Culture of bEnd.3 Cells and Cell Viability After CoCl2 Treatment

Per iniziare, preparare il terreno di coltura cellulare DMEM contenente FBS, penicillina e streptomicina. Inoltre, preparare una soluzione madre di cloruro di cobalto da 100 millimolari aggiungendo 1,30 milligrammi di cloruro di cobalto a 100 microlitri di DMSO. Successivamente, seminare un millilitro di cellule BEND3 in una piastra di coltura da 100 millilitri contenente terreno DMEM e coltura a 37 gradi Celsius in un'atmosfera umidificata di anidride carbonica al 5%.

Cambiare il terreno ogni due o tre giorni e sottocoltivare le cellule due volte alla settimana. Dopo che le cellule BEND3 sono cresciute fino all'80% di confluenza, digerire le cellule con lo 0,25% di tripsina per 30 secondi. Conta le cellule usando un contatore di cellule e fai una sospensione di densità sette volte 10 al quarto di cellule per millilitro.

Quindi, seminare 100 microlitri di questa sospensione cellulare in una piastra a 96 pozzetti per l'adesione cellulare. Quindi lavare le cellule con PBS e aggiungere 100 microlitri di terreno di coltura contenente cloruro di cobalto. Coltivare le cellule per 24 ore.

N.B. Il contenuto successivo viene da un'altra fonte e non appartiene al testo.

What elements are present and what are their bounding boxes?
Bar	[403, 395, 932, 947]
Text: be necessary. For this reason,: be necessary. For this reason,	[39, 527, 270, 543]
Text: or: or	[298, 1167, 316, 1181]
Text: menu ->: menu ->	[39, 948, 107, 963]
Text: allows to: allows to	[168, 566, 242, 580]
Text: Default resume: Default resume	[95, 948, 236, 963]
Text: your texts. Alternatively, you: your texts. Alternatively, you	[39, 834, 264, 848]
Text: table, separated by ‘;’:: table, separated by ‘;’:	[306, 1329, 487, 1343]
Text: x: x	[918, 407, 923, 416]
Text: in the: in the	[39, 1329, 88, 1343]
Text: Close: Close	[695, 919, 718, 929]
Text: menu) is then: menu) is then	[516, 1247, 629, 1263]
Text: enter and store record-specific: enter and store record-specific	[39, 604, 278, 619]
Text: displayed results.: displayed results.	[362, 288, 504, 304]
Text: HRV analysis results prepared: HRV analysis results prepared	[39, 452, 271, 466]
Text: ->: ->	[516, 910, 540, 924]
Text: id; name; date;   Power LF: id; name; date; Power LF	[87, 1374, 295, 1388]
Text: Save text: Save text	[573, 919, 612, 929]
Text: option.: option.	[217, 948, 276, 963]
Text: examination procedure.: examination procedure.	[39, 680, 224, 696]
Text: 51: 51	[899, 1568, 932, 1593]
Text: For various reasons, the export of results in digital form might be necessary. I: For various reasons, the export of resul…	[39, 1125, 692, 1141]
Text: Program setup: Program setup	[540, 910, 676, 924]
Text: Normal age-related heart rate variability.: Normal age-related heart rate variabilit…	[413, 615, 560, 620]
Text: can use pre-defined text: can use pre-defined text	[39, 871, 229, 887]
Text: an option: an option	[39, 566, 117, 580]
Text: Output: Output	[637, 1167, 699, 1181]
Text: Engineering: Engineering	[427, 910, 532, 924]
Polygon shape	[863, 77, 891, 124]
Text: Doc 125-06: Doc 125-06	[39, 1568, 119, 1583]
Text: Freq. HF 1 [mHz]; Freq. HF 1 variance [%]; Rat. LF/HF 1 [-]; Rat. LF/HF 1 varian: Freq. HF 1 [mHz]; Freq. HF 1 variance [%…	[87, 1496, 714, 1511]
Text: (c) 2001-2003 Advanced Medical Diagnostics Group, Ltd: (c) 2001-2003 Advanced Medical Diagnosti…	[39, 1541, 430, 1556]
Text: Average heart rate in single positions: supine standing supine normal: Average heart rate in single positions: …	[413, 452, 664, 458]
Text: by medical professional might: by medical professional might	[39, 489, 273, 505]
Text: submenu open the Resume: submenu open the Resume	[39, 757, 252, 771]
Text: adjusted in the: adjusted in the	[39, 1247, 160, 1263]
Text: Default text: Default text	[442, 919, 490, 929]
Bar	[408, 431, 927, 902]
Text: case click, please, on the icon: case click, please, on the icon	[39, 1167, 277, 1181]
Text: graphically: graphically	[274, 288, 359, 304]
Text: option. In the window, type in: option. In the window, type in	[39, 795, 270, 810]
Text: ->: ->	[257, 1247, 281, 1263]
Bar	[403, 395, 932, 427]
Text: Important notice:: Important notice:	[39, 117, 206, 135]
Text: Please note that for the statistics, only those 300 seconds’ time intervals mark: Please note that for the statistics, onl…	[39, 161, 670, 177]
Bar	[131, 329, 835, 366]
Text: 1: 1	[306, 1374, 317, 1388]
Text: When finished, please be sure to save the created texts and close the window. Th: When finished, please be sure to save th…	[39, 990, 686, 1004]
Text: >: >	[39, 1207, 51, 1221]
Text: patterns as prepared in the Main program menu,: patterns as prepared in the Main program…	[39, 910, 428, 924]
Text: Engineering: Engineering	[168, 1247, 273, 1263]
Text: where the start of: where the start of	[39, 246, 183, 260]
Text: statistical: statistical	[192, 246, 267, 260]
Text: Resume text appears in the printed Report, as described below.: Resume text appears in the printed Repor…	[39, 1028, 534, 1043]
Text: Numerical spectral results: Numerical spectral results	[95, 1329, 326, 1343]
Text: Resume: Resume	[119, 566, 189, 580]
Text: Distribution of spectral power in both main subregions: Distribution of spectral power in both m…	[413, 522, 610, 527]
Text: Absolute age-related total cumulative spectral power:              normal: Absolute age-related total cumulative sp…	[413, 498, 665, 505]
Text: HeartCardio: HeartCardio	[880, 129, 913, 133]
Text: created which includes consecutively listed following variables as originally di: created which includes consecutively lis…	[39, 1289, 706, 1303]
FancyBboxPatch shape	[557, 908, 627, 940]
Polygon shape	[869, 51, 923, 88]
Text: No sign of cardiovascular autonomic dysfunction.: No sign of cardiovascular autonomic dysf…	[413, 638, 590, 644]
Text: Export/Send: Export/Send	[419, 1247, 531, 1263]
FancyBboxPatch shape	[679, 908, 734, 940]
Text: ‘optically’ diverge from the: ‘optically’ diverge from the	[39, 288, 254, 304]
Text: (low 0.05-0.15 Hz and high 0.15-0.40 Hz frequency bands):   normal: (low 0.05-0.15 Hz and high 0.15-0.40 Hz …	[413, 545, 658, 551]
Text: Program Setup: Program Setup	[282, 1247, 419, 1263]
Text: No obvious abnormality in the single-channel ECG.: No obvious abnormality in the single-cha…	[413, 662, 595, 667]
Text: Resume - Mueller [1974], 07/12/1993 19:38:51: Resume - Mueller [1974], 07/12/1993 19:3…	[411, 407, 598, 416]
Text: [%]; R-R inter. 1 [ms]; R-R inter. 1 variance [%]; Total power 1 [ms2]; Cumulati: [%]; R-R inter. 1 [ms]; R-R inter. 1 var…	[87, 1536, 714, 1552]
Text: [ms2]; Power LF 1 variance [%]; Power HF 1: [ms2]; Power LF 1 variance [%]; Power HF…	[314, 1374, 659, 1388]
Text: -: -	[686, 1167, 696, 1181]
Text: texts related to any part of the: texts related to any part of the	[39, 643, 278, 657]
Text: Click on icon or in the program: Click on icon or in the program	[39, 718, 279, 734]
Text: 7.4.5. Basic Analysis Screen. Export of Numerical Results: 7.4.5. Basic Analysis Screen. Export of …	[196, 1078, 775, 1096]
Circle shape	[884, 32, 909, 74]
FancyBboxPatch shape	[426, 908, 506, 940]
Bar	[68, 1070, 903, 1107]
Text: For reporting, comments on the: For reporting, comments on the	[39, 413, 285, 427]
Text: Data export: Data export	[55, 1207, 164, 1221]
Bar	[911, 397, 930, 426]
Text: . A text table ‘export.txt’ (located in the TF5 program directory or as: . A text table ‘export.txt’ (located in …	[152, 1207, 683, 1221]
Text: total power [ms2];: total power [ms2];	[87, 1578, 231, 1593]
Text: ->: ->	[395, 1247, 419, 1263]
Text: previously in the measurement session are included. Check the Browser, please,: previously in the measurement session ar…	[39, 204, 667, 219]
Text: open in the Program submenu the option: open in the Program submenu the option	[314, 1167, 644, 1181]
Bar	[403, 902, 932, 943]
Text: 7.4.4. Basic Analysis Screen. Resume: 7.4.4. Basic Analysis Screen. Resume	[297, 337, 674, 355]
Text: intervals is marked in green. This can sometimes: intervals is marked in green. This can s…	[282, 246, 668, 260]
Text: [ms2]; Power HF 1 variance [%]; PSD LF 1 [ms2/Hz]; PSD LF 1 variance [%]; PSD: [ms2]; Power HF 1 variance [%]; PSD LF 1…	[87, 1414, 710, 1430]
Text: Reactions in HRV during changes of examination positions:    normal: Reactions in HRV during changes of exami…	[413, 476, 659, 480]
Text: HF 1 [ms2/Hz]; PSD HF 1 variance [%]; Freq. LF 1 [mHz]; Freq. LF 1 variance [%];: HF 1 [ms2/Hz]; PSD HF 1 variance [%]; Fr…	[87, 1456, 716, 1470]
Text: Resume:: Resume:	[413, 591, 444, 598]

Dopo l'incubazione, rimuovere il terreno e lavare con PBS. Quindi, aggiungere 100 microlitri di soluzione CCK-8. Incubare le piastre a 37 gradi Celsius per un'ora, quindi misurare l'assorbanza a 450 nanometri utilizzando un lettore di micropiastre.

Calcolare la vitalità cellulare indotta dal cloruro di cobalto secondo questa formula. Selezionare la concentrazione con una differenza significativa nella riduzione della vitalità cellulare rispetto al gruppo di controllo. La vitalità delle cellule BEND3 trattate con diverse concentrazioni di cloruro di cobalto è stata analizzata mediante CoCl2.

I risultati hanno indicato che 300 micromolari di cloruro di cobalto hanno mostrato una significativa citotossicità in vitro.